Behind Elixir - An interview with José Valim

In order to celebrate the tenth anniversary of the Elixir, we met with its creator and member of the Erlang Ecosystem Foundation, Jose Valim, to remember how it all began, the importance of the community, and what’s coming next for this language.

Getting to know - José Valim

It’s been ten years since the release of Elixir and we wanted to start this conversation by remembering that first search which led you to create this language. What was the starting point?

Back in 2009, I was already thinking about concurrency and how to write elegant and robust software that runs on multiple cores. Back then, the platform that I used was not good for concurrency, so I decided to investigate others. This is when I found Erlang, and I would like to say that I fell in love with it. The more I learned about it, the more I could say: “This is the platform, this is the technology I want to use for the next decade”. Eventually, as I learned more about it, some ideas started to popping up in my head about all the benefits of the BEAM. That is the main thing that led me to Elixir.

What are the use cases of Elixir and the advantages that Elixir presents over other languages?

When Elixir started, my background was in web applications and I knew that Elixir would be good at this.

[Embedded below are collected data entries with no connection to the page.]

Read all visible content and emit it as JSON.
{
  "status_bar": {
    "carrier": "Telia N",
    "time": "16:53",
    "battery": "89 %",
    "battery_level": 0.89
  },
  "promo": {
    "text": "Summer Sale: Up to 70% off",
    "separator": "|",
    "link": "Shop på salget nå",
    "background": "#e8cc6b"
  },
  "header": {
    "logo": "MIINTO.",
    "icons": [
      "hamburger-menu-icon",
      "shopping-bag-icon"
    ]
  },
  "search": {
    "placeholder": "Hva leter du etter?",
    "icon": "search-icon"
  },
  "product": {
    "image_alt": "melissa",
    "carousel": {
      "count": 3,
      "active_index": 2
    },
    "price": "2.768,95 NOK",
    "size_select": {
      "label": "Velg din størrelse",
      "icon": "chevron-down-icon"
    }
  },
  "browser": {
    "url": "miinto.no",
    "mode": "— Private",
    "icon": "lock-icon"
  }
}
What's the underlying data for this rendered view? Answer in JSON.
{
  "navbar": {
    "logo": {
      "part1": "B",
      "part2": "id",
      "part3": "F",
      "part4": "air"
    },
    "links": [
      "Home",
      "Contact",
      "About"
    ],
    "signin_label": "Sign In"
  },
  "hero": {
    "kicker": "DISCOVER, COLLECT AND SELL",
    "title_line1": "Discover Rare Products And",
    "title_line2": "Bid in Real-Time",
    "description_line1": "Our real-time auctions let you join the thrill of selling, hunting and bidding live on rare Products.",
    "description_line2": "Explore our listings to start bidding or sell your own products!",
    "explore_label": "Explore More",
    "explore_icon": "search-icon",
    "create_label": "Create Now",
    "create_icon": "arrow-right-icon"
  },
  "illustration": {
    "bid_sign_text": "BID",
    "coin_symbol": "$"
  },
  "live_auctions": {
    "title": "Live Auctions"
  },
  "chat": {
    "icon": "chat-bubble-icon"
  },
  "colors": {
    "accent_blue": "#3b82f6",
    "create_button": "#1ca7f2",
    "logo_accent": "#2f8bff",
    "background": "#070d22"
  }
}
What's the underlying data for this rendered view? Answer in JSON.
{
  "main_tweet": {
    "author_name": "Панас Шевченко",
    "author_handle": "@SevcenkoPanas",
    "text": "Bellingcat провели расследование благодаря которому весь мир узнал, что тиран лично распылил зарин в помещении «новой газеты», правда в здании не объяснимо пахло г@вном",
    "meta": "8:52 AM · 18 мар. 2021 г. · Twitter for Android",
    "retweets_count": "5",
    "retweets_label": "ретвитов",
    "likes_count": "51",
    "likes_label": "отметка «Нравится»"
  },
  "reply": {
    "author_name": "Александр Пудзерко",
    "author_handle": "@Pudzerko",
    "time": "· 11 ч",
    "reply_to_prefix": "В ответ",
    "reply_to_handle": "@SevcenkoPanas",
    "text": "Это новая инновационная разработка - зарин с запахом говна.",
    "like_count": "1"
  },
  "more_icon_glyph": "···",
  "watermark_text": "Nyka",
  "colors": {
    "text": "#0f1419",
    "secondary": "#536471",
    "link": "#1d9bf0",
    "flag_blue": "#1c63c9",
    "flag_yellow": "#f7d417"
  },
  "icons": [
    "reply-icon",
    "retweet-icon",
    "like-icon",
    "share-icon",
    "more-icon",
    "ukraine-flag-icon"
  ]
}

Especially because the platform, the Erlang Virtual Machine, is great for everything that is running on top of a socket. But I also didn’t want Elixir to be a language that was going to be used only for web development, mostly because the BEAM was already useful at several levels, like TCP/UDP applications, building distributed systems, etc.

I have always intended that the language has multiple use cases and we saw that happen in the last 10 years! Nowadays, Elixir has the Phoenix Framework for web development, or Nerves to build embedded applications. We also have GenStage + Broadway for building the pipelines, and Membrane for audio/video processing. Recently, we started a new effort: bringing Elixir to the world of numerical computing and machine learning with Nx, Livebook, and Explorer.

What is the importance of Elixir being an open-source programming language?

We have many great features that were brought by the community. In all the releases of Elixir, somebody contributed or someone started a discussion about a feature or issue they would like to see addressed. The community is always active, contributing at different capacities. In recent years, more programmers have been interested in Elixir. What advice would you give to junior developers that take their first steps in Elixir’s world? The Elixir community is quite welcoming. I recommend them to join the foundation or Slack or IRC… whatever they feel more comfortable with. Plus we are now starting to have in-person events once again! I would like to recommend them to enjoy their experience, regardless of their technical level.

What features of Elixir are you working on right now, and what can we expect from the upcoming releases? We have a new Elixir release every six months. We continue bringing improvements to the language, fixing bugs, and I don’t expect this to change. But, since Elixir is a stable language, I can focus most of my time working on the ecosystem. For the last year and a half, I have been working mostly on bringing Elixir to numerical computing and Machine Learning, with the tools I mentioned before (Nx, Livebook, and Explorer). One thing that is really nice about Elixir is that it is designed to be an extensible language. Anyone can bring it to new domains! It does not depend on me or anybody from the team. You should also be able to bring Elixir wherever you want!

Why did you decide to join the Erlang Ecosystem Foundation, and what do you think is the most important aspect of this type of organization?

Erlang is both the past and future of Elixir. Without Erlang, there would be no Elixir. If we can all get together to improve the platform and the technical foundation of the language, everybody is going to benefit from it. When I was invited to be one of the founding board members of the Foundation, it was very clear to me that it was important. Therefore I am glad to see the Elixir community having a role in it too.